Final appeal for Digital Economy Bill not to be rushed into law

Over the last fortnight tens of thousands of people have contacted their MPs opposing the Government's plans to “fast-track” the Digital Economy Bill into law.

Our guest writer is Johnny Chatterton of 38 Degrees

A digital uprising will spill over into Parliament today. Over the last fortnight tens of thousands of people across the UK have contacted their MPs opposing the Government’s plans to “fast-track” the controversial Digital Economy Bill into law. Facebook and Twitter have been the focus of a people-powered outcry that has seen more than 22,000 letters sent to MPs and upwards of £20,000 raised to pay for newspaper and online adverts opposing the bill.

People-power is working. The Liberal Democrats caved in to this public pressure last week and withdrew support for the bill. More and more Labour and Conservative MPs are waking up to the huge public concern about the bill and raising concerns with their whips.

As Left Foot Forward has highlighted, there is plenty to be worried about in the bill. It could hand huge new powers to ministers, allow widespread internet disconnections, the blocking of entire websites, and spell the end of free, public WiFi. But the biggest worry is that politicians are planning to rush these sweeping new powers into law without a proper debate, without allowing opposition to be heard.

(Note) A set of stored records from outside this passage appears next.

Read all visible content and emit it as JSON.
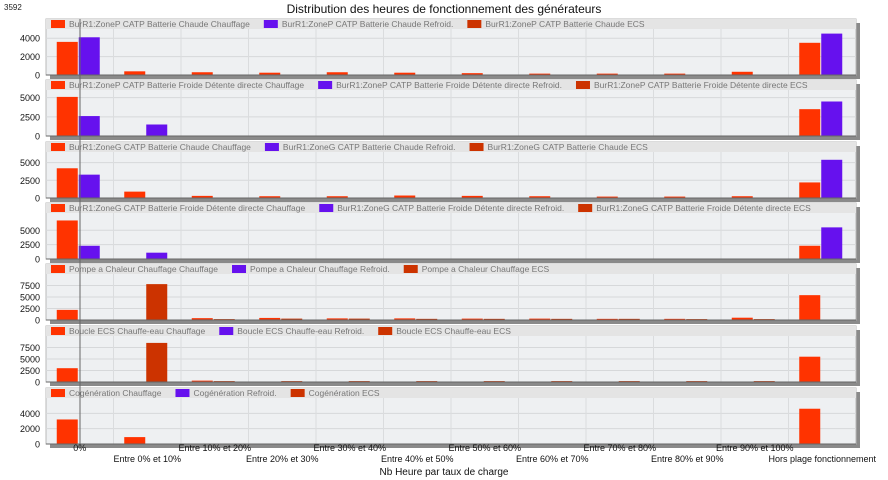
{
  "corner_value": "3592",
  "chart_data": {
    "type": "bar",
    "title": "Distribution des heures de fonctionnement des générateurs",
    "xlabel": "Nb Heure par taux de charge",
    "categories": [
      "0%",
      "Entre 0% et 10%",
      "Entre 10% et 20%",
      "Entre 20% et 30%",
      "Entre 30% et 40%",
      "Entre 40% et 50%",
      "Entre 50% et 60%",
      "Entre 60% et 70%",
      "Entre 70% et 80%",
      "Entre 80% et 90%",
      "Entre 90% et 100%",
      "Hors plage fonctionnement"
    ],
    "colors": [
      "#ff3300",
      "#6611ee",
      "#cc3300"
    ],
    "grid": true,
    "legend": "top-left",
    "panels": [
      {
        "ylim": [
          0,
          5000
        ],
        "yticks": [
          0,
          2000,
          4000
        ],
        "series": [
          {
            "name": "BurR1:ZoneP CATP Batterie Chaude Chauffage",
            "values": [
              3600,
              400,
              300,
              250,
              300,
              250,
              200,
              150,
              150,
              150,
              350,
              3500
            ]
          },
          {
            "name": "BurR1:ZoneP CATP Batterie Chaude Refroid.",
            "values": [
              4100,
              0,
              0,
              0,
              0,
              0,
              0,
              0,
              0,
              0,
              0,
              4500
            ]
          },
          {
            "name": "BurR1:ZoneP CATP Batterie Chaude ECS",
            "values": [
              0,
              0,
              0,
              0,
              0,
              0,
              0,
              0,
              0,
              0,
              0,
              0
            ]
          }
        ]
      },
      {
        "ylim": [
          0,
          6000
        ],
        "yticks": [
          0,
          2500,
          5000
        ],
        "series": [
          {
            "name": "BurR1:ZoneP CATP Batterie Froide Détente directe Chauffage",
            "values": [
              5100,
              0,
              0,
              0,
              0,
              0,
              0,
              0,
              0,
              0,
              0,
              3500
            ]
          },
          {
            "name": "BurR1:ZoneP CATP Batterie Froide Détente directe Refroid.",
            "values": [
              2600,
              1500,
              0,
              0,
              0,
              0,
              0,
              0,
              0,
              0,
              0,
              4500
            ]
          },
          {
            "name": "BurR1:ZoneP CATP Batterie Froide Détente directe ECS",
            "values": [
              0,
              0,
              0,
              0,
              0,
              0,
              0,
              0,
              0,
              0,
              0,
              0
            ]
          }
        ]
      },
      {
        "ylim": [
          0,
          6500
        ],
        "yticks": [
          0,
          2500,
          5000
        ],
        "series": [
          {
            "name": "BurR1:ZoneG CATP Batterie Chaude Chauffage",
            "values": [
              4200,
              900,
              300,
              250,
              250,
              350,
              300,
              250,
              200,
              200,
              250,
              2200
            ]
          },
          {
            "name": "BurR1:ZoneG CATP Batterie Chaude Refroid.",
            "values": [
              3300,
              0,
              0,
              0,
              0,
              0,
              0,
              0,
              0,
              0,
              0,
              5400
            ]
          },
          {
            "name": "BurR1:ZoneG CATP Batterie Chaude ECS",
            "values": [
              0,
              0,
              0,
              0,
              0,
              0,
              0,
              0,
              0,
              0,
              0,
              0
            ]
          }
        ]
      },
      {
        "ylim": [
          0,
          8000
        ],
        "yticks": [
          0,
          2500,
          5000
        ],
        "series": [
          {
            "name": "BurR1:ZoneG CATP Batterie Froide Détente directe Chauffage",
            "values": [
              6700,
              0,
              0,
              0,
              0,
              0,
              0,
              0,
              0,
              0,
              0,
              2300
            ]
          },
          {
            "name": "BurR1:ZoneG CATP Batterie Froide Détente directe Refroid.",
            "values": [
              2300,
              1100,
              0,
              0,
              0,
              0,
              0,
              0,
              0,
              0,
              0,
              5500
            ]
          },
          {
            "name": "BurR1:ZoneG CATP Batterie Froide Détente directe ECS",
            "values": [
              0,
              0,
              0,
              0,
              0,
              0,
              0,
              0,
              0,
              0,
              0,
              0
            ]
          }
        ]
      },
      {
        "ylim": [
          0,
          10000
        ],
        "yticks": [
          0,
          2500,
          5000,
          7500
        ],
        "series": [
          {
            "name": "Pompe a Chaleur Chauffage Chauffage",
            "values": [
              2200,
              0,
              400,
              450,
              350,
              350,
              300,
              300,
              250,
              250,
              500,
              5400
            ]
          },
          {
            "name": "Pompe a Chaleur Chauffage Refroid.",
            "values": [
              0,
              0,
              0,
              0,
              0,
              0,
              0,
              0,
              0,
              0,
              0,
              0
            ]
          },
          {
            "name": "Pompe a Chaleur Chauffage ECS",
            "values": [
              0,
              7800,
              200,
              300,
              300,
              250,
              250,
              250,
              250,
              200,
              200,
              0
            ]
          }
        ]
      },
      {
        "ylim": [
          0,
          10000
        ],
        "yticks": [
          0,
          2500,
          5000,
          7500
        ],
        "series": [
          {
            "name": "Boucle ECS Chauffe-eau Chauffage",
            "values": [
              3000,
              0,
              300,
              0,
              0,
              0,
              0,
              0,
              0,
              0,
              0,
              5500
            ]
          },
          {
            "name": "Boucle ECS Chauffe-eau Refroid.",
            "values": [
              0,
              0,
              0,
              0,
              0,
              0,
              0,
              0,
              0,
              0,
              0,
              0
            ]
          },
          {
            "name": "Boucle ECS Chauffe-eau ECS",
            "values": [
              0,
              8500,
              200,
              200,
              200,
              200,
              200,
              200,
              200,
              200,
              200,
              0
            ]
          }
        ]
      },
      {
        "ylim": [
          0,
          6000
        ],
        "yticks": [
          0,
          2000,
          4000
        ],
        "series": [
          {
            "name": "Cogénération Chauffage",
            "values": [
              3200,
              900,
              0,
              0,
              0,
              0,
              0,
              0,
              0,
              0,
              0,
              4600
            ]
          },
          {
            "name": "Cogénération Refroid.",
            "values": [
              0,
              0,
              0,
              0,
              0,
              0,
              0,
              0,
              0,
              0,
              0,
              0
            ]
          },
          {
            "name": "Cogénération ECS",
            "values": [
              0,
              0,
              0,
              0,
              0,
              0,
              0,
              0,
              0,
              0,
              0,
              0
            ]
          }
        ]
      }
    ]
  }
}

The bill has had its third reading in the Lords and if the Government, as expected, “fast tracks” it into law through wash-up it will be law before the general election.

Today 38 Degrees members will do all we can to make sure MPs realise just how many people think it’s a bad idea to rush sweeping new powers into law without proper debate. Thousands of us will be calling our MPs, urging them to do all they can to stop the bill being rushed into law.

The Government may be hoping that opposition to the bill gets drowned out by coverage of the General Election, but they might be wiser to remember that in a few weeks those opposing the bill will be making another big decision – who to vote for in the general election.